According to the contract, DLH is providing transportation, housing and other services for the workers. A representative for the contractor, DLH, directed all communications to the state of Alaska.
Facilities and schools in Dillingham, Seward, Juneau, Bethel, Anchorage, Juneau, Fairbanks, Palmer, Sitka, Kodiak, Valdez, Homer, Utqiagvik and Wrangell will all receive workers over the next 10 days, Hedberg said.
“This contract was never intended to fill all the vacancies, though it’s only intended to meet the immediate needs, that the hospitals are facing,” Hedberg said.
Hedberg said the state was using a contractor instead of the Alaska National Guard to fill in because many of the Guard’s health care workers are already working in the state’s hospitals.
About 80% of the Alaska Native Medical Center’s request for staff had been filled Tuesday, Hedberg said.
ANMC was processing some of those workers by Tuesday afternoon, according to hospital spokesperson Shirley Young.

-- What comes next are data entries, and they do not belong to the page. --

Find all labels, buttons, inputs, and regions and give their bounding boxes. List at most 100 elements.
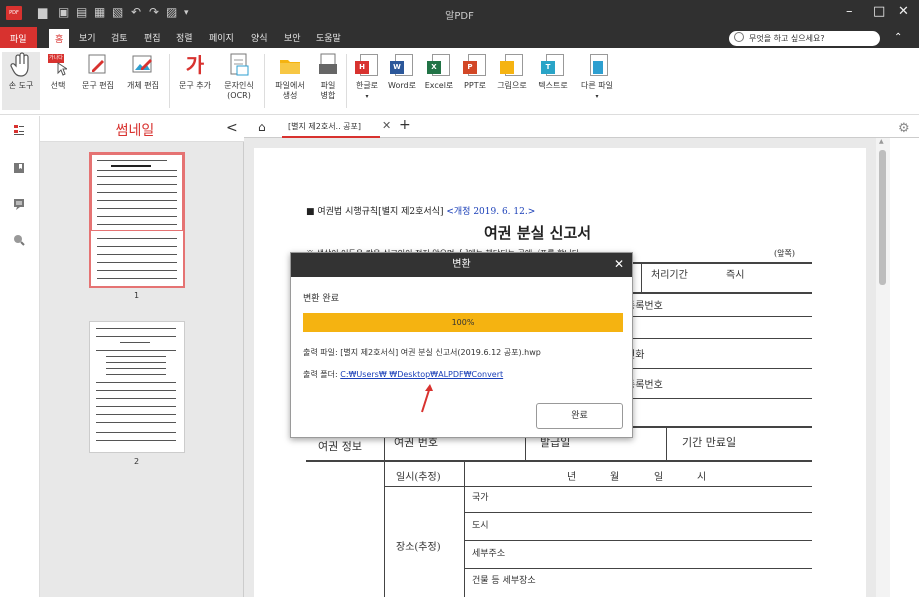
conversion-dialog: 변환 ✕ 변환 완료 100% 출력 파일: [별지 제2호서식] 여권 분실 … — [290, 252, 633, 438]
maximize-button[interactable]: □ — [873, 4, 885, 19]
select-button[interactable]: 가나다 선택 — [42, 52, 74, 110]
object-edit-button[interactable]: 개체 편집 — [121, 52, 165, 110]
convert-to-other-button[interactable]: 다른 파일 ▾ — [575, 52, 619, 110]
page-thumbnail-2[interactable] — [89, 321, 185, 453]
to-word-label: Word로 — [388, 81, 416, 90]
thumbnail-panel: 썸네일 < 1 2 — [40, 116, 244, 597]
month-label: 월 — [610, 472, 620, 483]
document-tab-title: [별지 제2호서.. 공포] — [288, 122, 362, 131]
close-window-button[interactable]: ✕ — [898, 4, 909, 19]
hwp-badge: H — [355, 61, 369, 74]
red-arrow-annotation — [421, 384, 433, 413]
excel-badge: X — [427, 61, 441, 74]
collapse-panel-button[interactable]: < — [226, 120, 238, 136]
ocr-button[interactable]: 문자인식 (OCR) — [218, 52, 260, 110]
help-search-input[interactable]: 무엇을 하고 싶으세요? — [729, 31, 880, 46]
ocr-label-1: 문자인식 — [224, 81, 254, 90]
create-label-2: 생성 — [282, 91, 298, 100]
thumbnails-icon[interactable] — [13, 124, 25, 136]
convert-to-image-button[interactable]: 그림으로 — [493, 52, 531, 110]
text-edit-button[interactable]: 문구 편집 — [76, 52, 120, 110]
ppt-icon: P — [463, 52, 487, 78]
merge-files-button[interactable]: 파일 병합 — [313, 52, 343, 110]
gear-icon[interactable]: ⚙ — [898, 121, 910, 136]
complete-button[interactable]: 완료 — [536, 403, 623, 429]
menu-security[interactable]: 보안 — [284, 31, 301, 44]
left-sidebar — [0, 116, 40, 597]
object-edit-label: 개체 편집 — [127, 81, 159, 90]
merge-label-2: 병합 — [320, 91, 336, 100]
day-label: 일 — [654, 472, 664, 483]
text-badge: T — [541, 61, 555, 74]
dialog-title: 변환 — [452, 259, 471, 270]
collapse-ribbon-button[interactable]: ⌃ — [894, 32, 902, 43]
title-bar: PDF ▆ ▣ ▤ ▦ ▧ ↶ ↷ ▨ ▾ 알PDF – □ ✕ — [0, 0, 919, 27]
minimize-button[interactable]: – — [846, 4, 853, 19]
conversion-progress-bar: 100% — [303, 313, 623, 332]
output-file-value: [별지 제2호서식] 여권 분실 신고서(2019.6.12 공포).hwp — [340, 348, 541, 357]
right-panel — [890, 138, 919, 597]
select-label: 선택 — [50, 81, 66, 90]
home-icon[interactable]: ⌂ — [258, 120, 266, 134]
output-file-label: 출력 파일: — [303, 348, 338, 357]
search-icon — [734, 32, 744, 42]
menu-page[interactable]: 페이지 — [209, 31, 234, 44]
to-hwp-label: 한글로 — [355, 81, 379, 90]
hand-tool-button[interactable]: 손 도구 — [2, 52, 40, 110]
passport-info-label: 여권 정보 — [318, 440, 362, 453]
menu-home[interactable]: 홈 — [49, 29, 70, 48]
expiry-date-label: 기간 만료일 — [682, 436, 737, 449]
form-header-text: ■ 여권법 시행규칙[별지 제2호서식] — [306, 207, 444, 217]
output-folder-link[interactable]: C:₩Users₩ ₩Desktop₩ALPDF₩Convert — [340, 370, 503, 379]
dialog-close-button[interactable]: ✕ — [614, 253, 624, 275]
convert-to-text-button[interactable]: T 텍스트로 — [533, 52, 573, 110]
menu-arrange[interactable]: 정렬 — [176, 31, 193, 44]
convert-to-ppt-button[interactable]: P PPT로 — [459, 52, 491, 110]
add-tab-button[interactable]: + — [399, 117, 411, 133]
create-from-file-button[interactable]: 파일에서 생성 — [268, 52, 312, 110]
image-icon — [500, 52, 524, 78]
menu-file[interactable]: 파일 — [0, 27, 37, 48]
to-text-label: 텍스트로 — [538, 81, 568, 90]
output-folder-label: 출력 폴더: — [303, 370, 338, 379]
convert-to-hwp-button[interactable]: H 한글로 ▾ — [350, 52, 384, 110]
close-tab-icon[interactable]: ✕ — [382, 119, 391, 132]
ribbon-toolbar: 손 도구 가나다 선택 문구 편집 개체 편집 가 문구 추가 문자인식 (OC… — [0, 48, 919, 115]
ribbon-separator — [264, 54, 265, 108]
ribbon-separator — [346, 54, 347, 108]
menu-help[interactable]: 도움말 — [316, 31, 341, 44]
datetime-estimated-label: 일시(추정) — [396, 472, 441, 483]
window-title: 알PDF — [445, 11, 474, 22]
add-text-icon: 가 — [185, 53, 205, 77]
menu-form[interactable]: 양식 — [251, 31, 268, 44]
ribbon-separator — [169, 54, 170, 108]
hour-label: 시 — [697, 472, 707, 483]
to-image-label: 그림으로 — [497, 81, 527, 90]
comment-icon[interactable] — [13, 198, 25, 210]
menu-view[interactable]: 보기 — [79, 31, 96, 44]
page-number-1: 1 — [134, 291, 140, 300]
folder-icon — [278, 52, 302, 78]
menu-review[interactable]: 검토 — [111, 31, 128, 44]
scrollbar-thumb[interactable] — [879, 150, 886, 285]
year-label: 년 — [567, 472, 577, 483]
processing-period-label: 처리기간 — [651, 270, 688, 281]
convert-to-word-button[interactable]: W Word로 — [385, 52, 419, 110]
menu-edit[interactable]: 편집 — [144, 31, 161, 44]
output-file-row: 출력 파일: [별지 제2호서식] 여권 분실 신고서(2019.6.12 공포… — [303, 347, 541, 358]
output-folder-row: 출력 폴더: C:₩Users₩ ₩Desktop₩ALPDF₩Convert — [303, 369, 503, 380]
ocr-label-2: (OCR) — [227, 91, 251, 100]
progress-label: 100% — [451, 318, 475, 327]
convert-to-excel-button[interactable]: X Excel로 — [421, 52, 457, 110]
thumbnail-header: 썸네일 < — [40, 116, 244, 142]
vertical-scrollbar[interactable]: ▲ — [876, 138, 890, 597]
ocr-icon — [227, 52, 251, 78]
document-tab[interactable]: [별지 제2호서.. 공포] — [282, 116, 380, 138]
page-thumbnail-1[interactable] — [89, 152, 185, 288]
search-panel-icon[interactable] — [13, 234, 25, 246]
to-excel-label: Excel로 — [424, 81, 454, 90]
add-text-button[interactable]: 가 문구 추가 — [173, 52, 217, 110]
excel-icon: X — [427, 52, 451, 78]
bookmark-icon[interactable] — [13, 162, 25, 174]
text-file-icon: T — [541, 52, 565, 78]
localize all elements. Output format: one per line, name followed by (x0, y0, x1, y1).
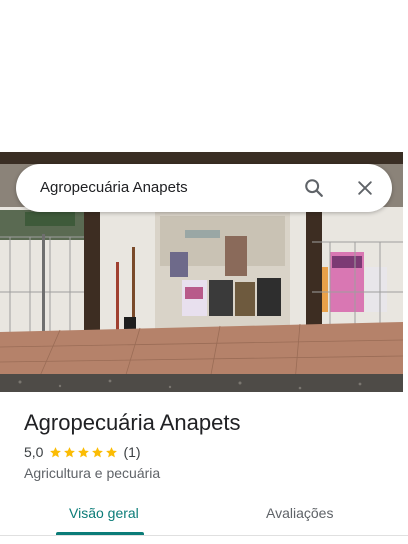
star-icon (64, 446, 76, 457)
search-button[interactable] (298, 172, 330, 204)
search-icon (305, 179, 323, 197)
star-icon (50, 446, 62, 457)
rating-stars (49, 446, 119, 459)
blank-map-area (0, 0, 408, 152)
close-button[interactable] (349, 172, 381, 204)
star-icon (78, 446, 90, 457)
star-icon (92, 446, 104, 457)
rating-value: 5,0 (24, 444, 44, 460)
rating-row[interactable]: 5,0 (1) (24, 444, 141, 460)
tabs-divider (0, 535, 408, 536)
tab-overview[interactable]: Visão geral (69, 505, 139, 521)
search-bar[interactable]: Agropecuária Anapets (16, 164, 392, 212)
search-input[interactable]: Agropecuária Anapets (40, 179, 188, 196)
review-count[interactable]: (1) (123, 444, 140, 460)
close-icon (358, 181, 372, 195)
tab-reviews[interactable]: Avaliações (266, 505, 333, 521)
place-title: Agropecuária Anapets (24, 410, 241, 435)
place-category[interactable]: Agricultura e pecuária (24, 465, 160, 481)
star-icon (106, 446, 118, 457)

A group of workers for Alaska Regional Hospital was waiting on their Alaska licensure on Tuesday, according to hospital spokesperson Kjerstin Lastufka.
Additional staff, including three of five respiratory therapists that were requested, started work at Providence Alaska Medical Center on Tuesday morning as well, Hedberg said. And around half of Mat-Su Regional Hospital’s request for staff had been fulfilled Tuesday, she said.
“They’re all starting to flow in, they’re all starting to be matched,” Hedberg said.